To successfully help China change politically and rise peacefully, the Taiwanese craving to declare independence – while understandable – must be sacrificed.

Well, simply saying this awful situation has to change doesn’t mean very much. Sometimes awful situations, like Stalin’s tyrrany, go on and on, spanning generations. The professor goes on to praise Ma’s approach of upholding the one-China priciple if, and only if, the PRC’s government becomes accountable to its people. Well, it sounds good on paper, but to me it seems awfully dreamy. It concludes:

Only when the Chinese government is accountable to its own people can (and should) there be a peaceful rise of China. Toward that end, the democratic, free, and Chinese Taiwan will work wonders when it genuinely – but conditionally – unites with China.

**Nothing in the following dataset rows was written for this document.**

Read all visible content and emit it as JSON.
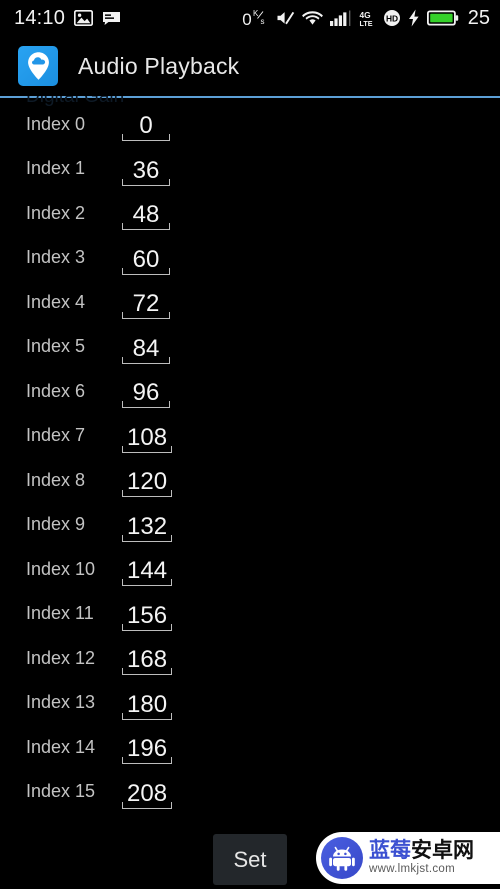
{
  "status_bar": {
    "clock": "14:10",
    "left_icons": [
      "image-icon",
      "message-icon"
    ],
    "net_speed_value": "0",
    "net_speed_unit_top": "K",
    "net_speed_unit_bottom": "s",
    "right_icons": [
      "mute-icon",
      "wifi-icon",
      "signal-bars-icon",
      "4g-lte-icon",
      "hd-icon",
      "charging-bolt-icon",
      "battery-icon"
    ],
    "signal_label_top": "4G",
    "signal_label_bottom": "LTE",
    "hd_label": "HD",
    "battery_percent": "25",
    "battery_color": "#35d12a"
  },
  "action_bar": {
    "app_icon": "cloud-pin-icon",
    "title": "Audio Playback",
    "icon_bg_color": "#1d9bf0",
    "divider_color": "#5c9fd6"
  },
  "content": {
    "section_header_partial": "Digital Gain",
    "rows": [
      {
        "label": "Index 0",
        "value": "0"
      },
      {
        "label": "Index 1",
        "value": "36"
      },
      {
        "label": "Index 2",
        "value": "48"
      },
      {
        "label": "Index 3",
        "value": "60"
      },
      {
        "label": "Index 4",
        "value": "72"
      },
      {
        "label": "Index 5",
        "value": "84"
      },
      {
        "label": "Index 6",
        "value": "96"
      },
      {
        "label": "Index 7",
        "value": "108"
      },
      {
        "label": "Index 8",
        "value": "120"
      },
      {
        "label": "Index 9",
        "value": "132"
      },
      {
        "label": "Index 10",
        "value": "144"
      },
      {
        "label": "Index 11",
        "value": "156"
      },
      {
        "label": "Index 12",
        "value": "168"
      },
      {
        "label": "Index 13",
        "value": "180"
      },
      {
        "label": "Index 14",
        "value": "196"
      },
      {
        "label": "Index 15",
        "value": "208"
      }
    ]
  },
  "bottom_bar": {
    "set_label": "Set",
    "set_bg_color": "#23272b"
  },
  "watermark": {
    "icon": "android-robot-icon",
    "name_part1": "蓝莓",
    "name_part2": "安卓网",
    "url": "www.lmkjst.com",
    "badge_color": "#4054d6",
    "accent_color": "#3b50d1"
  }
}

What can one say aside from “Don’t hold your breath”? As it stands, the idea of unification with the PRC draws snorts and snickers from nearly everyone I’ve spoken with in Taiwan. I would be way more optimistic if the PRC were truly living up to its agenda of reform and not heading backwards in the area that matters most to the people of Taiwan – freedom of expression and government accountability. They like their freedom to protest and demonstrate here, and to choose the media that appeal to them (11 cable news channels in a country of 23 million!). Until such freedoms become a given in China, the idea of unification will be laughed at by most Taiwanese. And sadly, I don’t see the PRC coming around to Taiwan’s model of individual liberty anytime soon.